Protesters again took to the streets in Budapest to demonstrate against the “slave law” on Thursday evening. The demonstration started peacefully but police later responded to aggressive protestors with teargas.
MTI correspondents reported from the site that several protesters were wearing masks despite the organisers asking participants at the start of the event not to cover their faces. The demonstration was announced by the Free University and Students Trade Union student groups. The crowd started moving from Kossuth Square near Parliament at 6pm and crossed over to Buda on Margaret Bridge where they marched along the riverbank and returned to Pest over Chain Bridge.
The crowd stopped in front of the prosecutor’ office in Marko Street and chanted “we demand free courts!” before moving back to Kossuth Square in front of Parliament where they almost completely filled the square. Some of the participants were holding Hungarian and European Union flags, as well as flags of the opposition Momentum, Jobbik, LMP and Parbeszed parties.
Police formed several lines on the steps of the Parliament to protect the building.
The police chief said that police have been instructed to wear protective gear, including body shields and helmets.
According to the opposition parties, this week’s parliamentary sessions were not conducted lawfully. At a news conference held after Thursday’s House Rules Committee meeting, Tamas Harangozo, the Socialist Party’s deputy group leader, said Monday’s parliamentary agenda had been adopted unlawfully, since the opposition parties’ proposed amendments should have been voted on separately and not all in one go. From that time on, the entire week’s sessions and fines meted out to opposition lawmakers were illegal, he insisted.
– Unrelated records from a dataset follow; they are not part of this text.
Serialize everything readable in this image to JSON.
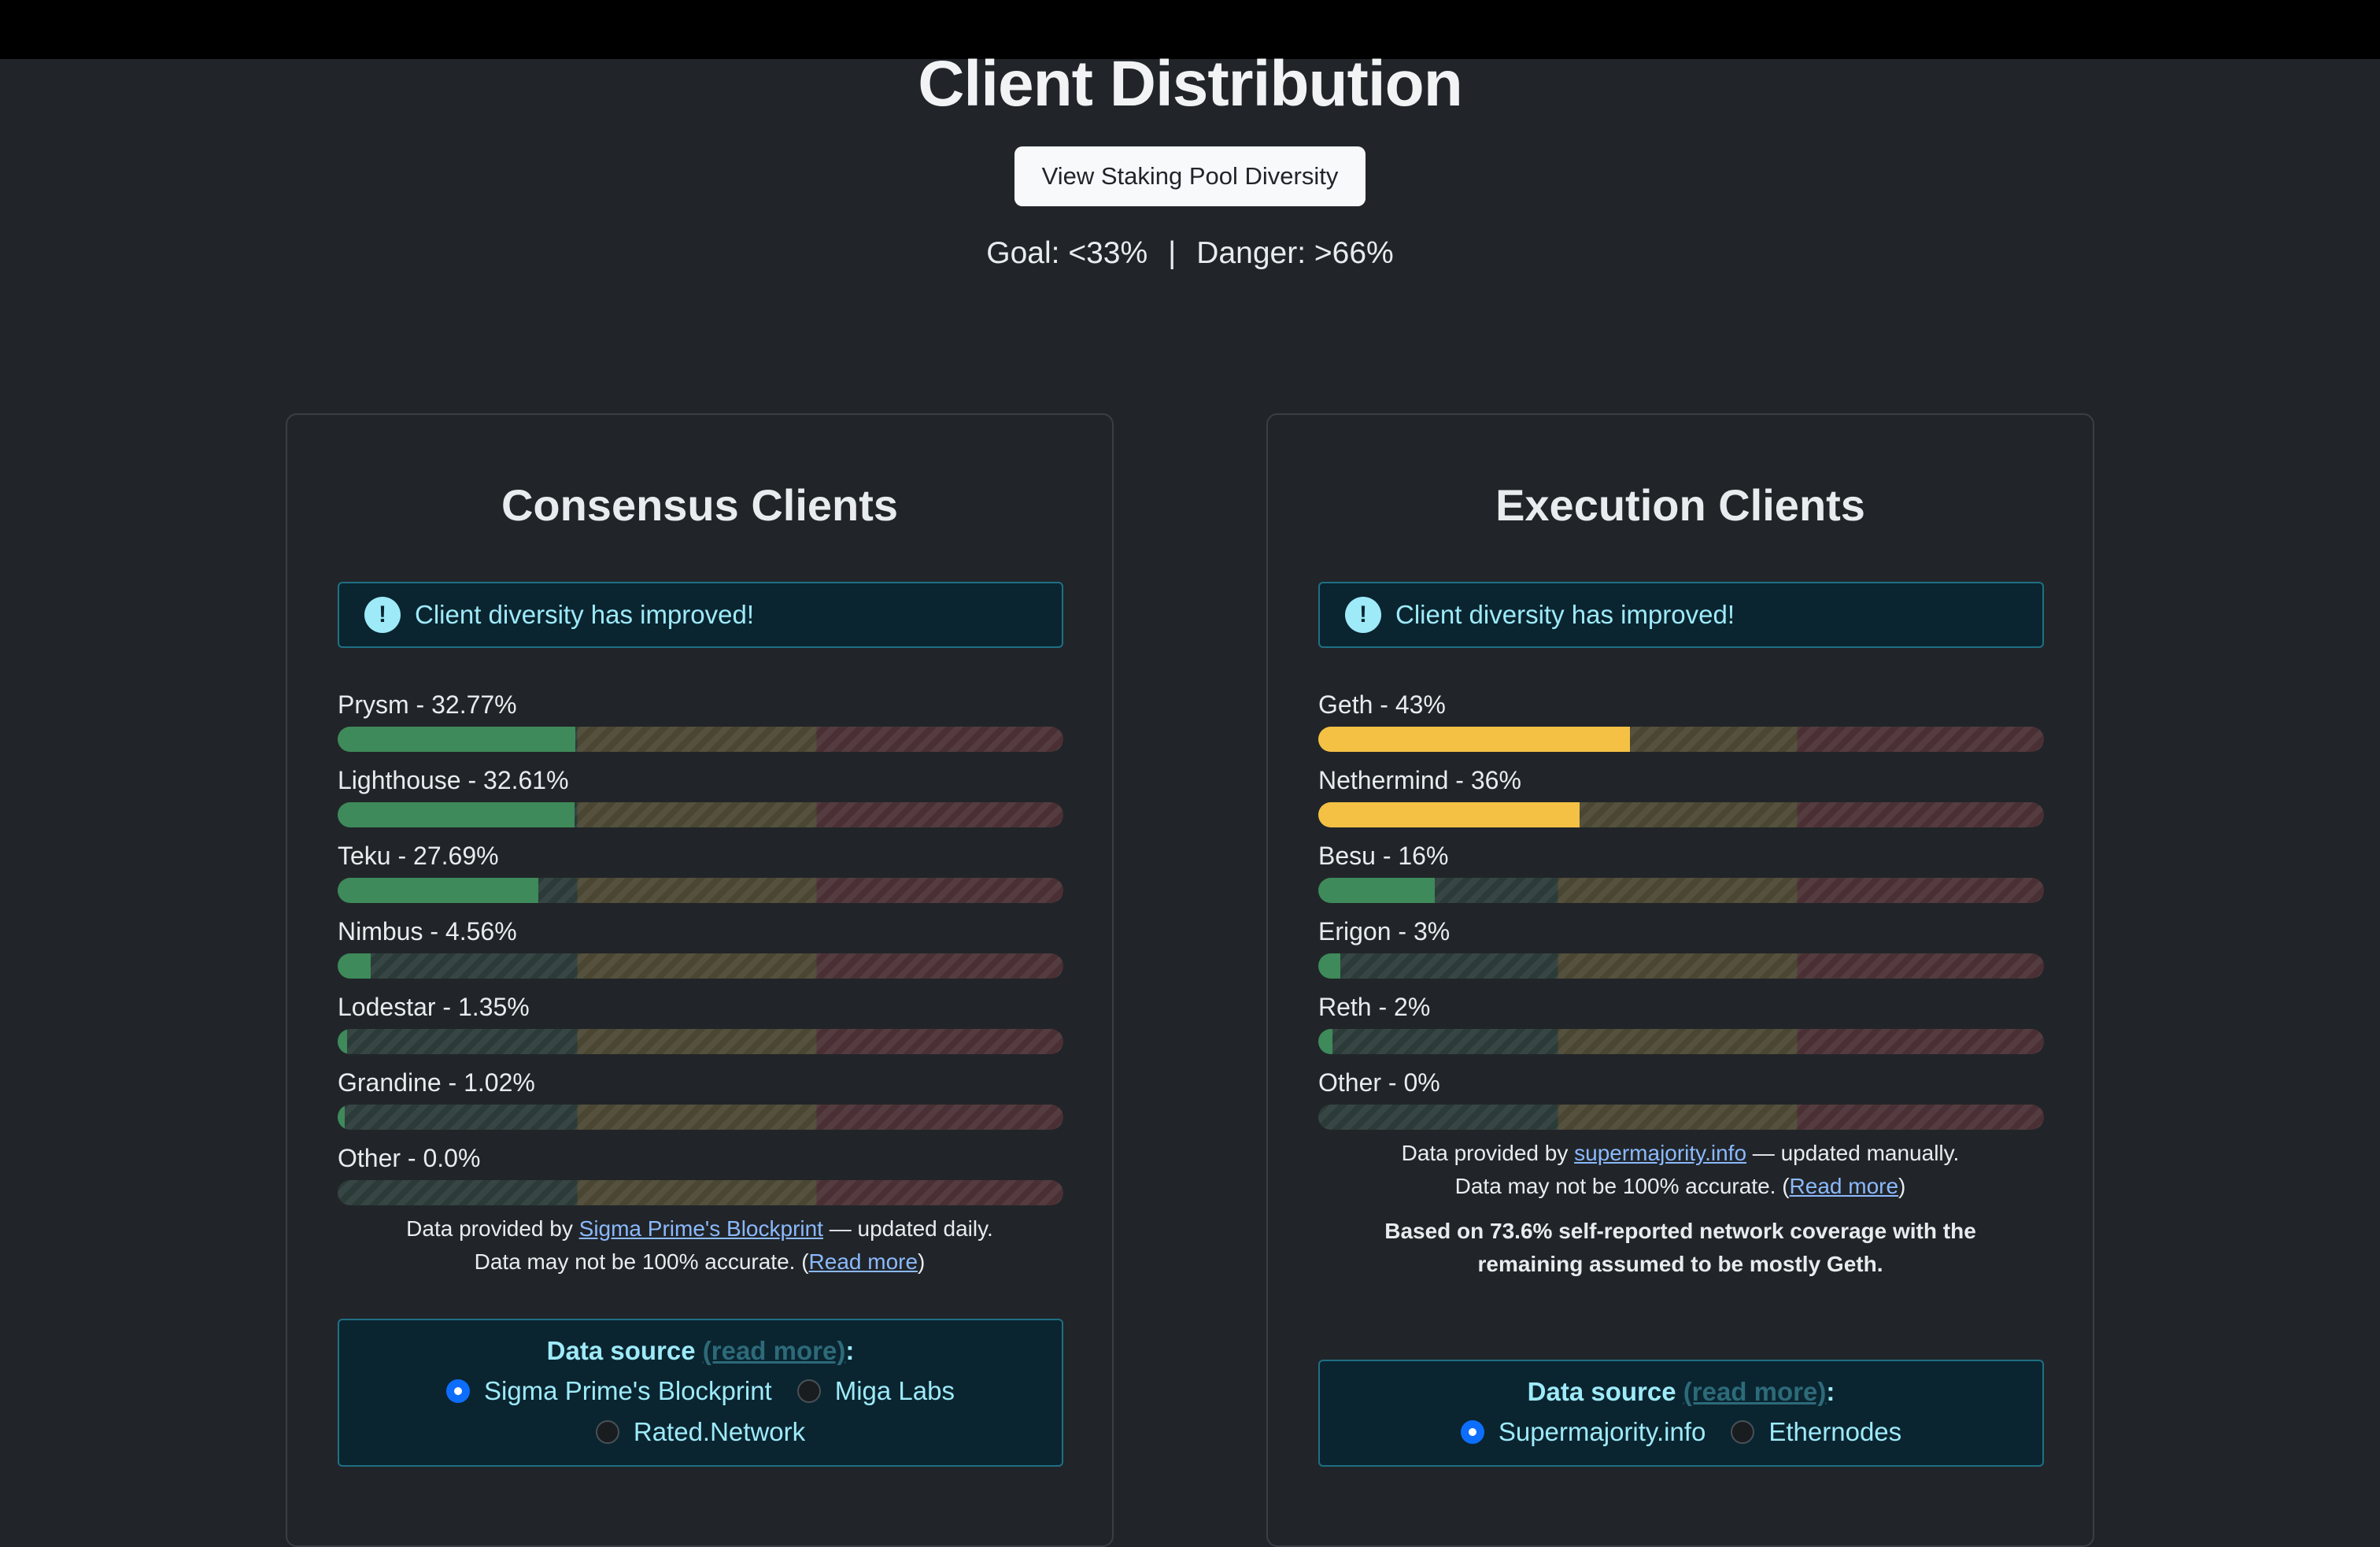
{
  "header": {
    "title": "Client Distribution",
    "pool_button": "View Staking Pool Diversity",
    "goal": "Goal: <33%",
    "separator": "|",
    "danger": "Danger: >66%"
  },
  "colors": {
    "green": "#3e8a5a",
    "yellow": "#f4c144"
  },
  "consensus": {
    "title": "Consensus Clients",
    "alert": "Client diversity has improved!",
    "clients": [
      {
        "label": "Prysm - 32.77%",
        "value": 32.77,
        "color": "#3e8a5a"
      },
      {
        "label": "Lighthouse - 32.61%",
        "value": 32.61,
        "color": "#3e8a5a"
      },
      {
        "label": "Teku - 27.69%",
        "value": 27.69,
        "color": "#3e8a5a"
      },
      {
        "label": "Nimbus - 4.56%",
        "value": 4.56,
        "color": "#3e8a5a"
      },
      {
        "label": "Lodestar - 1.35%",
        "value": 1.35,
        "color": "#3e8a5a"
      },
      {
        "label": "Grandine - 1.02%",
        "value": 1.02,
        "color": "#3e8a5a"
      },
      {
        "label": "Other - 0.0%",
        "value": 0.0,
        "color": "#3e8a5a"
      }
    ],
    "note_prefix": "Data provided by ",
    "note_link": "Sigma Prime's Blockprint",
    "note_suffix": " — updated daily.",
    "accuracy_prefix": "Data may not be 100% accurate. (",
    "accuracy_link": "Read more",
    "accuracy_suffix": ")",
    "source_title": "Data source",
    "source_readmore": "(read more)",
    "source_colon": ":",
    "sources": [
      {
        "label": "Sigma Prime's Blockprint",
        "selected": true
      },
      {
        "label": "Miga Labs",
        "selected": false
      },
      {
        "label": "Rated.Network",
        "selected": false
      }
    ]
  },
  "execution": {
    "title": "Execution Clients",
    "alert": "Client diversity has improved!",
    "clients": [
      {
        "label": "Geth - 43%",
        "value": 43,
        "color": "#f4c144"
      },
      {
        "label": "Nethermind - 36%",
        "value": 36,
        "color": "#f4c144"
      },
      {
        "label": "Besu - 16%",
        "value": 16,
        "color": "#3e8a5a"
      },
      {
        "label": "Erigon - 3%",
        "value": 3,
        "color": "#3e8a5a"
      },
      {
        "label": "Reth - 2%",
        "value": 2,
        "color": "#3e8a5a"
      },
      {
        "label": "Other - 0%",
        "value": 0,
        "color": "#3e8a5a"
      }
    ],
    "note_prefix": "Data provided by ",
    "note_link": "supermajority.info",
    "note_suffix": " — updated manually.",
    "accuracy_prefix": "Data may not be 100% accurate. (",
    "accuracy_link": "Read more",
    "accuracy_suffix": ")",
    "coverage_line1": "Based on 73.6% self-reported network coverage with the",
    "coverage_line2": "remaining assumed to be mostly Geth.",
    "source_title": "Data source",
    "source_readmore": "(read more)",
    "source_colon": ":",
    "sources": [
      {
        "label": "Supermajority.info",
        "selected": true
      },
      {
        "label": "Ethernodes",
        "selected": false
      }
    ]
  }
}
In lieu of the disruptive action the opposition took on Monday, Speaker of Parliament Laszlo Kover today proposed fines of 400,000-600,000 forints (EUR 1,235-1,850) to be paid by Socialist lawmakers Bertalan Toth, Ildiko Borbely Bango, Tamas Harangozo, Agnes Kunhalmi, Sandor Szabo and Bence Tordai (Parbeszed), and Laszlo Varju (Democratic Coalition). The speaker’s proposal must be approved by the Parliament. Meanwhile, the Socialist Party leader said his party had organised Wednesday’s disruptive action in parliament. Bertalan Toth told a press conference that he had got members of his own parliamentary group and other parties to mount the protest at the speaker’s podium but he had told the lawmakers not to commit any violent act. He said he would stand in solidarity with his fellow opposition MPs whatever may take place in the coming period. He added that he rejected the speaker’s “threats” of punishment.
Toth said Socialist MPs took responsibility for their actions because they consider the procedure to adopt the “slave law” illegal and unlawful. He vowed to do everything possible to “eliminate” the law, and he called on the opposition parties to unite on the issue.
An opposition Jobbik party official said the “illegitimate slave law” would bring Hungarian workers to their knees. Janos Stummer, the party’s deputy leader, told a separate news conference that Orban’s government had acted “against the Hungarian nation” by adopting the law amendment which, he insisted, was rejected by the majority of employees in the country. He slammed the government for allowing MPs in Wednesday’s session to vote without their parliamentary identity cards. He also said unauthorised people had been allowed in the chamber, including armed bodyguards.
“What is this if not trampling all over Hungarian democracy and Hungarian democratic traditions?” Stummer also criticised left-wing MPs who “behaved in a manner unworthy of their position”.
He also condemned public protesters outside Parliament who damaged the country’s Christmas tree in Kossuth Square and who threw eggs at Parliament during a demonstration in the evening.
The Fidesz parliamentary group said in a statement in reaction to Toth’s press conference that the Socialists MPs who whipped up a disturbance in parliament were the same ones who, when in government, had “made a million people unemployed”. “The opposition, in a hopeless position, made clowns of themselves in parliament, acting aggressively and colluding with the Soros organisations that organised violent street protests,” the ruling party said.
Fidesz, it added, was “on the side of employees” and had always been a government of job creation. “The point of the labour code amendment is to ensure that those who want to work and earn more don’t face bureaucratic obstacles,” the statement said.